Sementara Bobi sibuk dengan urusannya, dua pasang kekasih yang sedari tadi ikut repot membantu pun memutuskan singgah ke sebuah restoran dalam mal guna mengisi perut yang berteriak lapar. Tak mau bingung, mereka sepakat memilih tempat makan yang baru saja dilewatinya. Kebetulan, pengunjungnya juga tampak ramai. Alhasil, keempatnya tertarik untuk mencoba.
Setelah mendapatkan posisi duduk yang nyaman, Sofi langsung memberikan komentar. "Kayaknya sejak ada Tania, mood makan lo nambah, ya, Ian?" Faktanya, di antara mereka, Ian adalah orang yang paling malas makan. Namun, akhir-akhir ini, justru lelaki itu yang berinisiatif mengajak makan duluan, contohnya seperti sekarang.
Yang dipanggil tak berniat menanggapi, kini malah Tania yang terpancing bersuara. "Lah? Kok, gara-gara aku, sih, Fi? Jangan berlebihan, deh. Nggak ada hubungannya."
"Ya, jelas ada hubungannya, dong! Gimana bisa mood makan dia nggak nambah kalau setiap hari ada yang merhatiin?" Sofi beralih melirik Ian. "Ya, nggak, Ian?"

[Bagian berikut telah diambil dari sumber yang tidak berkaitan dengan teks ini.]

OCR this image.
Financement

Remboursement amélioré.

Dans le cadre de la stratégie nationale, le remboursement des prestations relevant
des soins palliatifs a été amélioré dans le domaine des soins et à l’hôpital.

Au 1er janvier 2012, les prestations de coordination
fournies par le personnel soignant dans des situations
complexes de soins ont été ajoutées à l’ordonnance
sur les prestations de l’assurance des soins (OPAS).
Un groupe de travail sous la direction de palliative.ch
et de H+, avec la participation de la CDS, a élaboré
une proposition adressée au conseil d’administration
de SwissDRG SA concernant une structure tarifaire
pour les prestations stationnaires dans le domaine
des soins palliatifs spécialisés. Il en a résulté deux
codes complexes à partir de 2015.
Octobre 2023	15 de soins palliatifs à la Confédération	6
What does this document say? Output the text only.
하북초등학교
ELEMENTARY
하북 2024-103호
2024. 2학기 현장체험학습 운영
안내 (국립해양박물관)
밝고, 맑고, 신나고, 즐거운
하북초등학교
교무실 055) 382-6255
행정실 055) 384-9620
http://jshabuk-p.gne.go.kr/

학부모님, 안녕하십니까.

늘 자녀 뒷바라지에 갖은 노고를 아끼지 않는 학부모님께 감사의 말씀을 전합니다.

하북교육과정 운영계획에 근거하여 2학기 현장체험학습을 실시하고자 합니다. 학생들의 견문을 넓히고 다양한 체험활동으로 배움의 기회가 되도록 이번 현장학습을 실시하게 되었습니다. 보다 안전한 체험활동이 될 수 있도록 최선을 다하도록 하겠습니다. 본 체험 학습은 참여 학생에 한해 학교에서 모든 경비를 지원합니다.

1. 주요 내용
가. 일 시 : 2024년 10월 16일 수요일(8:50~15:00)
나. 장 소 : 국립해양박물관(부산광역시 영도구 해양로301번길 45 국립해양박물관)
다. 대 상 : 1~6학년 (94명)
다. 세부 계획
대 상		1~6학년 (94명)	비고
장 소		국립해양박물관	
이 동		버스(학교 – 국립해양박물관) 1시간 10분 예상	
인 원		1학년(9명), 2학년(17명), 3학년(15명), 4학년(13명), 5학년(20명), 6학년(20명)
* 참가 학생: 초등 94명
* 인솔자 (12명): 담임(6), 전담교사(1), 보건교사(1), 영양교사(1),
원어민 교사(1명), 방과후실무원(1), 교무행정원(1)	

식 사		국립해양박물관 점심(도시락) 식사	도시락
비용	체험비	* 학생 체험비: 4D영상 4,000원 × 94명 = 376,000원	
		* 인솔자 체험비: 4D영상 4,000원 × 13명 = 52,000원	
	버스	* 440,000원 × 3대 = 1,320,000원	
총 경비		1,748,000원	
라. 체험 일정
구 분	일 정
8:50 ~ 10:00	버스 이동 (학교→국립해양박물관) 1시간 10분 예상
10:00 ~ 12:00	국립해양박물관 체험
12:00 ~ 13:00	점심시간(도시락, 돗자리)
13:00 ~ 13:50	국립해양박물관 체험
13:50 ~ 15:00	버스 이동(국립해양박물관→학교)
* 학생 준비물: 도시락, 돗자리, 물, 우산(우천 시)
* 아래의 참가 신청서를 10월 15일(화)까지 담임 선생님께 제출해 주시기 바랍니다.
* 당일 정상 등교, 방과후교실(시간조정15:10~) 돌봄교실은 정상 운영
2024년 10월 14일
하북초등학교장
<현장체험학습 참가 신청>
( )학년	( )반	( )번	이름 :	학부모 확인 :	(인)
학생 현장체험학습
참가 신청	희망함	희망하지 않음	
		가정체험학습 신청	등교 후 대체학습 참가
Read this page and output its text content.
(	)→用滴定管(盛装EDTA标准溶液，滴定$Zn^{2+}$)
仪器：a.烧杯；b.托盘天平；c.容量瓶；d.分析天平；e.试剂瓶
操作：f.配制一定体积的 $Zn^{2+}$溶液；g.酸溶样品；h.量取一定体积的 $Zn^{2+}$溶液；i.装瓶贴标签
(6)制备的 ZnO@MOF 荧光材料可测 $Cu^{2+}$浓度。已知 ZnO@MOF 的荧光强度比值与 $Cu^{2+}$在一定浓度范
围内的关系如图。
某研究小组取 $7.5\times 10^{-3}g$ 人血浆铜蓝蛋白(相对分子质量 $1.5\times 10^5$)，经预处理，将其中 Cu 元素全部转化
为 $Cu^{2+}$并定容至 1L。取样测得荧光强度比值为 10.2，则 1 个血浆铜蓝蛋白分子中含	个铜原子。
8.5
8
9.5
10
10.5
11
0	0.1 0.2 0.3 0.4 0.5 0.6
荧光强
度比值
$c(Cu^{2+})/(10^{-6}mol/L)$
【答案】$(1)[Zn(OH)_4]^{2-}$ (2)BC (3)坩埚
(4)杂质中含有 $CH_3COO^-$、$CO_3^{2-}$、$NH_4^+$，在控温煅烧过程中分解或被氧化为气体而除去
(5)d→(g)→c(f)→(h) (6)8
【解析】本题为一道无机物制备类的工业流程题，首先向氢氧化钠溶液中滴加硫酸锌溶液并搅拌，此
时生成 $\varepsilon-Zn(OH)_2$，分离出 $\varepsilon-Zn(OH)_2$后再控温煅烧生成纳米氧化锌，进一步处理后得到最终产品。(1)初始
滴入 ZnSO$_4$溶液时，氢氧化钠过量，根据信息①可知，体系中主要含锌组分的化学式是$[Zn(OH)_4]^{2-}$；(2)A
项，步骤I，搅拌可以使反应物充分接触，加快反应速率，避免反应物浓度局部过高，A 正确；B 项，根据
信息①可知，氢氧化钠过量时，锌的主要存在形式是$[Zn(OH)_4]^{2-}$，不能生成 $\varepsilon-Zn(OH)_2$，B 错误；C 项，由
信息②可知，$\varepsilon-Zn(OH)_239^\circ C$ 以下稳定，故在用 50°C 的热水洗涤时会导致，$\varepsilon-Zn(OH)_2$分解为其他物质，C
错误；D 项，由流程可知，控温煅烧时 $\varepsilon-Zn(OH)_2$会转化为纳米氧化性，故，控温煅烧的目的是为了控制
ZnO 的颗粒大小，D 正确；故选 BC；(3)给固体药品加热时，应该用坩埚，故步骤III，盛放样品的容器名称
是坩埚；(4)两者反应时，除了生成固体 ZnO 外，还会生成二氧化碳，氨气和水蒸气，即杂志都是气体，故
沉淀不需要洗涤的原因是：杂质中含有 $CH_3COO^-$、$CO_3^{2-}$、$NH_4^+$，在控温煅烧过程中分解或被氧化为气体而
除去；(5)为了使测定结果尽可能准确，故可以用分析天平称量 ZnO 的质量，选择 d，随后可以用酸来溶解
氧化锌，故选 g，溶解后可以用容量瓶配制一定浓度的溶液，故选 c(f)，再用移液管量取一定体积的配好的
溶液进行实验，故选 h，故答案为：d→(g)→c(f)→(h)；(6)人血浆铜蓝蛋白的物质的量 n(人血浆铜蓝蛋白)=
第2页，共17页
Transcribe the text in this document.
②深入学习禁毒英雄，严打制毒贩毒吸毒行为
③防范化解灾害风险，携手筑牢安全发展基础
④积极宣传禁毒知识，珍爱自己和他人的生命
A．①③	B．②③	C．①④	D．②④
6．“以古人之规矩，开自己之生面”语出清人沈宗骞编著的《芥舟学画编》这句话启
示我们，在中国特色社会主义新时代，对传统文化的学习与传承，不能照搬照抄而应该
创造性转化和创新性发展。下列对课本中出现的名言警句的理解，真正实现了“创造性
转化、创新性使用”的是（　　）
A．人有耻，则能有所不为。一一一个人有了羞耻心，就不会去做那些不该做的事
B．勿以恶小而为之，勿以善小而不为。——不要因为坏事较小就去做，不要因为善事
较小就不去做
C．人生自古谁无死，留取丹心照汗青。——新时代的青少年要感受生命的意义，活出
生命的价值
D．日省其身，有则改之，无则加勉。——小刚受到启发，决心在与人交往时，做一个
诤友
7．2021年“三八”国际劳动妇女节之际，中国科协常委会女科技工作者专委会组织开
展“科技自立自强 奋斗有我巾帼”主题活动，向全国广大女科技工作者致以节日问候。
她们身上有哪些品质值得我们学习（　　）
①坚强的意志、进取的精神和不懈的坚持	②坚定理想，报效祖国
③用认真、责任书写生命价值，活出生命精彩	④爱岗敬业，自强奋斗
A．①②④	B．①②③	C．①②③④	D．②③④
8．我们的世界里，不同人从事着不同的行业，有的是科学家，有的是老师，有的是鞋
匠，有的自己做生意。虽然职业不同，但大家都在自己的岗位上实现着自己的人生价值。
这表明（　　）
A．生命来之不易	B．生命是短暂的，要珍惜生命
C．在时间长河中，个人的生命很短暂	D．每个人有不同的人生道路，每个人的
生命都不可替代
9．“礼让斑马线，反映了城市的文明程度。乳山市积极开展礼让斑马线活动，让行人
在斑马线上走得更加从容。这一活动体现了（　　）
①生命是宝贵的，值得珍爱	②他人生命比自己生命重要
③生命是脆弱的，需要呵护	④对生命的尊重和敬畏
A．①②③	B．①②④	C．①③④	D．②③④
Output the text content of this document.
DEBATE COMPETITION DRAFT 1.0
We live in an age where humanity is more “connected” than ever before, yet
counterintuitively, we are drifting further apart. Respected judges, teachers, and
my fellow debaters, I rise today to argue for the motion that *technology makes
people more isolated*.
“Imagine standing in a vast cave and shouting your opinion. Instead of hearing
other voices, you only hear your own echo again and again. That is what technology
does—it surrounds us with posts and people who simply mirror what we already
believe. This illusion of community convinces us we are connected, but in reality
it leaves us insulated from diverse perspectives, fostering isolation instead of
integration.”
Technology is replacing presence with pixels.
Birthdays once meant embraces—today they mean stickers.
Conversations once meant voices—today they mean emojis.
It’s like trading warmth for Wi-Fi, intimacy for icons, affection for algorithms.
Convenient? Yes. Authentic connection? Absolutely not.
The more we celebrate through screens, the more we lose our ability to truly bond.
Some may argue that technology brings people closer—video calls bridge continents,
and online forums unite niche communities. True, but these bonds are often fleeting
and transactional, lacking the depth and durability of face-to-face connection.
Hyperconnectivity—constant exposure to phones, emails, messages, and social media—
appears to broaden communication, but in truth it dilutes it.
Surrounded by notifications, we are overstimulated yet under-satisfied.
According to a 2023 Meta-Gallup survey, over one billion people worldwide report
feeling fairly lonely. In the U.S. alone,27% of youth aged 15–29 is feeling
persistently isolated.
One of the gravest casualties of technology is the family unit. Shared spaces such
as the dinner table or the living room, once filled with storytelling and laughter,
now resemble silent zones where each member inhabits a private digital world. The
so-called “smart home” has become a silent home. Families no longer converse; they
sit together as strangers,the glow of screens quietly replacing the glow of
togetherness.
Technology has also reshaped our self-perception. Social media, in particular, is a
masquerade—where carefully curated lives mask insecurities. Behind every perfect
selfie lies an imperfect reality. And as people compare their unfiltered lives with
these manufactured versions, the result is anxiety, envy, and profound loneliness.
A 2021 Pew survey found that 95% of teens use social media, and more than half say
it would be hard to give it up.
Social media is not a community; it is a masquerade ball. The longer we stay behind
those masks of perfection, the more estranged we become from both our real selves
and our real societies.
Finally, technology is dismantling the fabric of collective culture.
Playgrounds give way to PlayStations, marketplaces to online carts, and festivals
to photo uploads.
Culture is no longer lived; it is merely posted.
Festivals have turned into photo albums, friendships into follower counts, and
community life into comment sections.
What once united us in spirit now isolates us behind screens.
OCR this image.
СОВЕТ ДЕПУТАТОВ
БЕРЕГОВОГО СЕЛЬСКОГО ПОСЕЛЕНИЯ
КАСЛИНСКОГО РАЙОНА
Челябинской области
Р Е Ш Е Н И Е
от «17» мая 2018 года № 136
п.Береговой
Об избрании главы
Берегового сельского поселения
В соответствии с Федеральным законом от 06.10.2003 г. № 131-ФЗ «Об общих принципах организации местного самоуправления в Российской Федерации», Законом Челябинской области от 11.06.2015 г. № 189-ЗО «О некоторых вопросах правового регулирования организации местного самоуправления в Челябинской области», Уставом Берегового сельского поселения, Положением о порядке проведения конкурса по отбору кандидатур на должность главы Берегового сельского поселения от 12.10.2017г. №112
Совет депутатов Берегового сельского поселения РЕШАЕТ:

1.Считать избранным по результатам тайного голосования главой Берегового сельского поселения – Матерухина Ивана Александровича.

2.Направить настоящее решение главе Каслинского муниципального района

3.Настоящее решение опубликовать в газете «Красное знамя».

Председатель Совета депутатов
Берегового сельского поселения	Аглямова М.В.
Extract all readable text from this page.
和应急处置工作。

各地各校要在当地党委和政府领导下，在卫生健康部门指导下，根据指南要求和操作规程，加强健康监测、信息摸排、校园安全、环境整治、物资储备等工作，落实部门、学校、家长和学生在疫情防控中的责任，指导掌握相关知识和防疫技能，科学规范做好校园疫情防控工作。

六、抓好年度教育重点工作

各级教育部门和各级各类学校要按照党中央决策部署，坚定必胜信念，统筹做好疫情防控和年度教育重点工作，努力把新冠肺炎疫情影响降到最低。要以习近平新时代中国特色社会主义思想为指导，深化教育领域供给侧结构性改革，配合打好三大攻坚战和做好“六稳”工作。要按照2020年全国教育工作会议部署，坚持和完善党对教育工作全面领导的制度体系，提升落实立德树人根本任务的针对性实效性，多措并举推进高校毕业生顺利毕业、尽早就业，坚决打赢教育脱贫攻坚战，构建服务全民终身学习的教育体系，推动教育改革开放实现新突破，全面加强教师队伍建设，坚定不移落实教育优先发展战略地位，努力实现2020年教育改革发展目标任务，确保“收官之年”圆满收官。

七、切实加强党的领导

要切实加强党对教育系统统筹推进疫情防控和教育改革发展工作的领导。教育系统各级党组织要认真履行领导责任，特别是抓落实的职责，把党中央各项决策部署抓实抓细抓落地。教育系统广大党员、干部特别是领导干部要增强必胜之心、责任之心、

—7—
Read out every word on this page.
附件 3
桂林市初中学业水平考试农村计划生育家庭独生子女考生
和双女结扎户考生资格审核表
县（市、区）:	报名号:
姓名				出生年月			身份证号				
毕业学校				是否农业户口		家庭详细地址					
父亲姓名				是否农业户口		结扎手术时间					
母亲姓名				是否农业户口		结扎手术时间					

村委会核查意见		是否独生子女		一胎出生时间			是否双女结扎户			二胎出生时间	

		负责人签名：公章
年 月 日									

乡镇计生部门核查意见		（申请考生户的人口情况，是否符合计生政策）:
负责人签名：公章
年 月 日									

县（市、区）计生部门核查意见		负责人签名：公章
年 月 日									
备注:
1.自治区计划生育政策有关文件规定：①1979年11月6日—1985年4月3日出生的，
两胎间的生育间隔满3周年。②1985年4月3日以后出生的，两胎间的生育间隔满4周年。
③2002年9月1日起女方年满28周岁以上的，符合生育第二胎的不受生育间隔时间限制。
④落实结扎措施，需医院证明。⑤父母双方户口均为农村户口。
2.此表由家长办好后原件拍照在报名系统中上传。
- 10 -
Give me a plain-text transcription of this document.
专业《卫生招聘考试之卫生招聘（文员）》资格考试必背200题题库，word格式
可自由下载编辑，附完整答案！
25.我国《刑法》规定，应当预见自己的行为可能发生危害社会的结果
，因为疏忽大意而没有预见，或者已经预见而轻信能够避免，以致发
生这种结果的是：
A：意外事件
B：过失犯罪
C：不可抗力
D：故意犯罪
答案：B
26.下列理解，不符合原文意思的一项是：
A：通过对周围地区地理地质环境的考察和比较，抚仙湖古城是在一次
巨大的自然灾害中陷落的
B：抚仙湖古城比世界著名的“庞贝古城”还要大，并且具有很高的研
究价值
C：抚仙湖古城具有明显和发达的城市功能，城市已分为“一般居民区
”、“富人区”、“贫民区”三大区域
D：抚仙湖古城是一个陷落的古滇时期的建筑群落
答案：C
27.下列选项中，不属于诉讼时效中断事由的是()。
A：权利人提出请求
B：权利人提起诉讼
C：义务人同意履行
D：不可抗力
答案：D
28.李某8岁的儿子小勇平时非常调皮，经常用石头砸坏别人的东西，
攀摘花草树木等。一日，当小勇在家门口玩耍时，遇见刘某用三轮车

Ian mengedikkan bahu sambil menahan senyum, lantas mengalihkan wajahnya ke arah lain. Tak ayal, setelah melihat respons sang lelaki, Tania beralih menatap Sofi, lalu menggeleng pelan. "Kamu, tuh, ada-ada aja, Fi. Nggak ada, lah, yang kayak gitu-gitu." Takut kekasihnya marah, ia sengaja menghentikan pembahasan lebih lanjut soal ini.
Masih menunggu pesanan datang, Bima dan Sofi memilih bermain ABC 5 Dasar demi mengisi waktu, sedangkan Ian tampak lebih tergiur memperhatikan gadis di sebelahnya. Menopang dagu, ia fokus memindai wajah gadisnya yang terlihat sedang memperbaiki gelang. Sepertinya aksesoris tersebut putus, bahkan ada beberapa manik yang tercecer.
Namun, tak sedetik pun arah pandang Ian berpindah. Tersenyum tipis, lelaki itu menikmati semua ekspresi yang dipancarkan Tania, tak ada satu pun yang lolos dari jangkauannya. Raut serius ketika mulai memikirkan cara untuk menyusun maniknya, raut bingung ketika salah merakit gelangnya kembali, dan raut senang ketika berhasil menemukan komposisi yang cocok, rasanya sangat sayang untuk dilewatkan.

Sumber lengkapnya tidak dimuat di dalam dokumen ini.